Research shows that if you think about and consciously activate muscles, you can voluntarily increase muscle activity. This has been proven to be true with your lats when performing exercises like the lat pulldown. So, know what muscles you use for each exercise and where they are. Then, consciously engage these muscles for best results.
Use Proper Form
Using proper form will not only help you build muscle efficiently, but it will also reduce your chance of injury. Performing exercises incorrectly puts you at risk for painful and debilitating injuries. In the case of back exercises, you’ll most likely injure your back or shoulders. So, if you’re not sure about your form, get some help! You don’t need to hire a personal trainer, although it might be worthwhile for a session or two. If you go to a gym, ask one of the staff members for assistance. In addition, make use of mirrors to check your form.
When performing back exercises, the most common problems are lifting your shoulders up towards your ears and excessively arching or hunching in your back. Try to keep your back straight and engage your core while performing back exercises. Also, square your shoulders and roll them back.

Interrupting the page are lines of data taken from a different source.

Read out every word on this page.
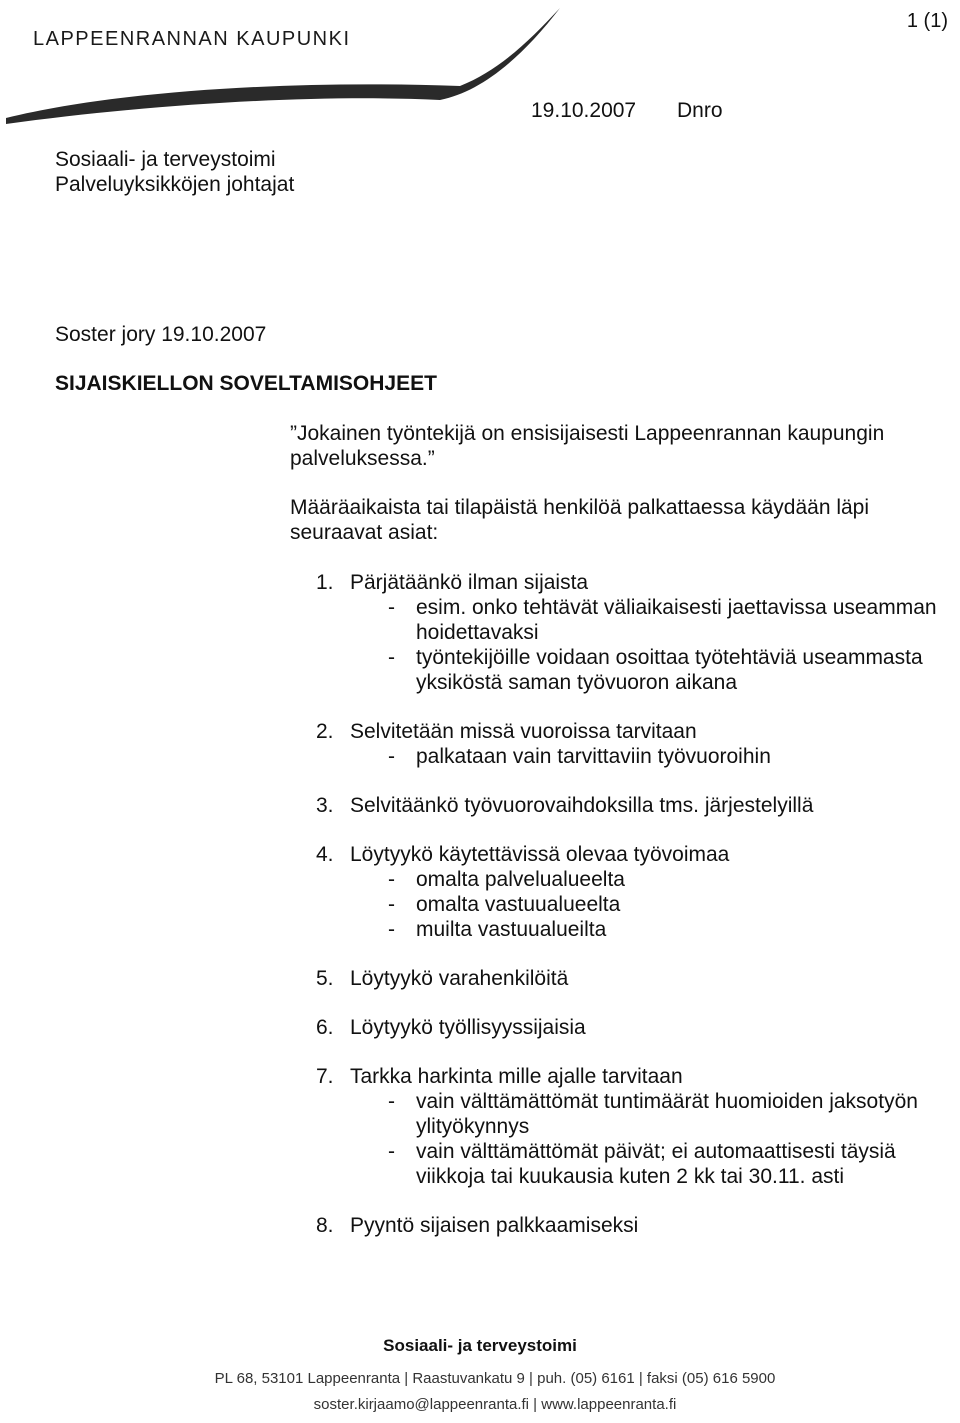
LAPPEENRANNAN KAUPUNKI
1 (1)
19.10.2007 Dnro
Sosiaali- ja terveystoimi
Palveluyksikköjen johtajat
Soster jory 19.10.2007
SIJAISKIELLON SOVELTAMISOHJEET
”Jokainen työntekijä on ensisijaisesti Lappeenrannan kaupungin palveluksessa.”
Määräaikaista tai tilapäistä henkilöä palkattaessa käydään läpi seuraavat asiat:
1. Pärjätäänkö ilman sijaista
- esim. onko tehtävät väliaikaisesti jaettavissa useamman hoidettavaksi
- työntekijöille voidaan osoittaa työtehtäviä useammasta yksiköstä saman työvuoron aikana
2. Selvitetään missä vuoroissa tarvitaan
- palkataan vain tarvittaviin työvuoroihin
3. Selvitäänkö työvuorovaihdoksilla tms. järjestelyillä
4. Löytyykö käytettävissä olevaa työvoimaa
- omalta palvelualueelta
- omalta vastuualueelta
- muilta vastuualueilta
5. Löytyykö varahenkilöitä
6. Löytyykö työllisyyssijaisia
7. Tarkka harkinta mille ajalle tarvitaan
- vain välttämättömät tuntimäärät huomioiden jaksotyön ylityökynnys
- vain välttämättömät päivät; ei automaattisesti täysiä viikkoja tai kuukausia kuten 2 kk tai 30.11. asti
8. Pyyntö sijaisen palkkaamiseksi
Sosiaali- ja terveystoimi
PL 68, 53101 Lappeenranta | Raastuvankatu 9 | puh. (05) 6161 | faksi (05) 616 5900
soster.kirjaamo@lappeenranta.fi | www.lappeenranta.fi
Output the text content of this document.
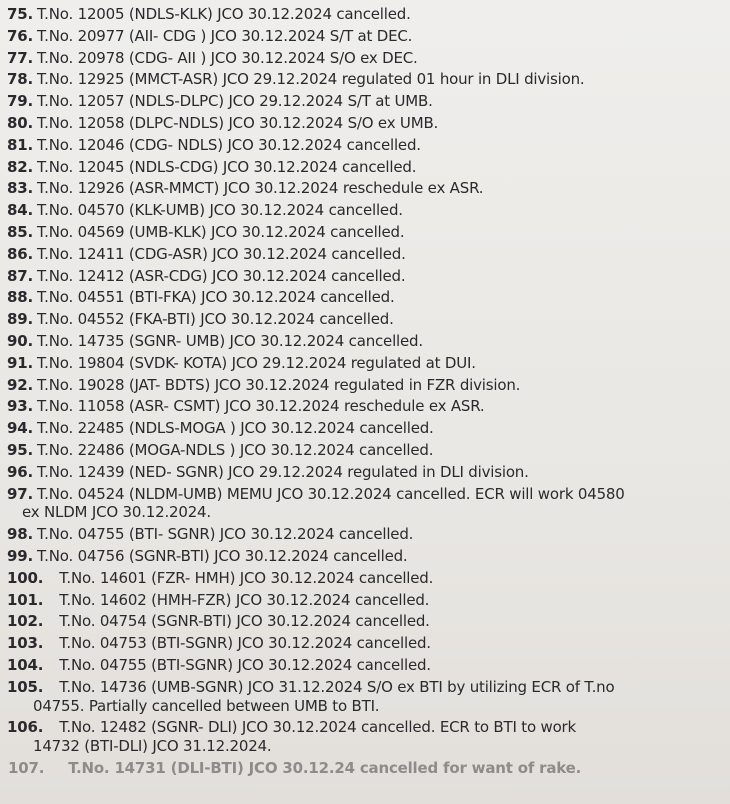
75. T.No. 12005 (NDLS-KLK) JCO 30.12.2024 cancelled.
76. T.No. 20977 (AII- CDG ) JCO 30.12.2024 S/T at DEC.
77. T.No. 20978 (CDG- AII ) JCO 30.12.2024 S/O ex DEC.
78. T.No. 12925 (MMCT-ASR) JCO 29.12.2024 regulated 01 hour in DLI division.
79. T.No. 12057 (NDLS-DLPC) JCO 29.12.2024 S/T at UMB.
80. T.No. 12058 (DLPC-NDLS) JCO 30.12.2024 S/O ex UMB.
81. T.No. 12046 (CDG- NDLS) JCO 30.12.2024 cancelled.
82. T.No. 12045 (NDLS-CDG) JCO 30.12.2024 cancelled.
83. T.No. 12926 (ASR-MMCT) JCO 30.12.2024 reschedule ex ASR.
84. T.No. 04570 (KLK-UMB) JCO 30.12.2024 cancelled.
85. T.No. 04569 (UMB-KLK) JCO 30.12.2024 cancelled.
86. T.No. 12411 (CDG-ASR) JCO 30.12.2024 cancelled.
87. T.No. 12412 (ASR-CDG) JCO 30.12.2024 cancelled.
88. T.No. 04551 (BTI-FKA) JCO 30.12.2024 cancelled.
89. T.No. 04552 (FKA-BTI) JCO 30.12.2024 cancelled.
90. T.No. 14735 (SGNR- UMB) JCO 30.12.2024 cancelled.
91. T.No. 19804 (SVDK- KOTA) JCO 29.12.2024 regulated at DUI.
92. T.No. 19028 (JAT- BDTS) JCO 30.12.2024 regulated in FZR division.
93. T.No. 11058 (ASR- CSMT) JCO 30.12.2024 reschedule ex ASR.
94. T.No. 22485 (NDLS-MOGA ) JCO 30.12.2024 cancelled.
95. T.No. 22486 (MOGA-NDLS ) JCO 30.12.2024 cancelled.
96. T.No. 12439 (NED- SGNR) JCO 29.12.2024 regulated in DLI division.
97. T.No. 04524 (NLDM-UMB) MEMU JCO 30.12.2024 cancelled. ECR will work 04580
ex NLDM JCO 30.12.2024.
98. T.No. 04755 (BTI- SGNR) JCO 30.12.2024 cancelled.
99. T.No. 04756 (SGNR-BTI) JCO 30.12.2024 cancelled.
100. T.No. 14601 (FZR- HMH) JCO 30.12.2024 cancelled.
101. T.No. 14602 (HMH-FZR) JCO 30.12.2024 cancelled.
102. T.No. 04754 (SGNR-BTI) JCO 30.12.2024 cancelled.
103. T.No. 04753 (BTI-SGNR) JCO 30.12.2024 cancelled.
104. T.No. 04755 (BTI-SGNR) JCO 30.12.2024 cancelled.
105. T.No. 14736 (UMB-SGNR) JCO 31.12.2024 S/O ex BTI by utilizing ECR of T.no
04755. Partially cancelled between UMB to BTI.
106. T.No. 12482 (SGNR- DLI) JCO 30.12.2024 cancelled. ECR to BTI to work
14732 (BTI-DLI) JCO 31.12.2024.
107. T.No. 14731 (DLI-BTI) JCO 30.12.24 cancelled for want of rake.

For other more exercise-specific pointers, consider getting some professional input.
Get Doctor Approval
If you’ve had a back injury in the past, make sure you talk to your doctor about what exercises you can do. When it comes to back injuries, you don’t want to put yourself at risk for a repeat. A physical therapist is also a good source for knowledge about the best exercises to do following an injury.
Use the Right Amount of Weight
How much weight should you use when performing these exercises? Choose intensity over volume for the best muscle hypertrophy. Research shows that lifting heavier weight for fewer reps is more effective at building muscle. A good rule of thumb is about 85-90% of your 1 rep maximum. That means you’ll have to test how much weight you can manage for just 1 rep using proper form. Once you know, then you can calculate the weight you should be using.
What does this mean from a practical standpoint? As an exercise becomes more comfortable and you feel like you could easily do more reps of any given exercise during the last set, add 5-10 pounds more. This will keep you in the muscle-building zone.
The Bottom Line for Your Back Workout
A great back is possible! With regular workouts and a healthy, protein intensive diet you’ll build the back you’ve always dreamed of. Also, remember to spice up your workouts with a variety of grips and varied positions for performing exercises. The other key is to constantly challenge yourself by adding weight as soon as you feel comfortable with the exercises.
It will take some time, but within about 8 weeks, you should start to notice some differences in the mirror and in your strength.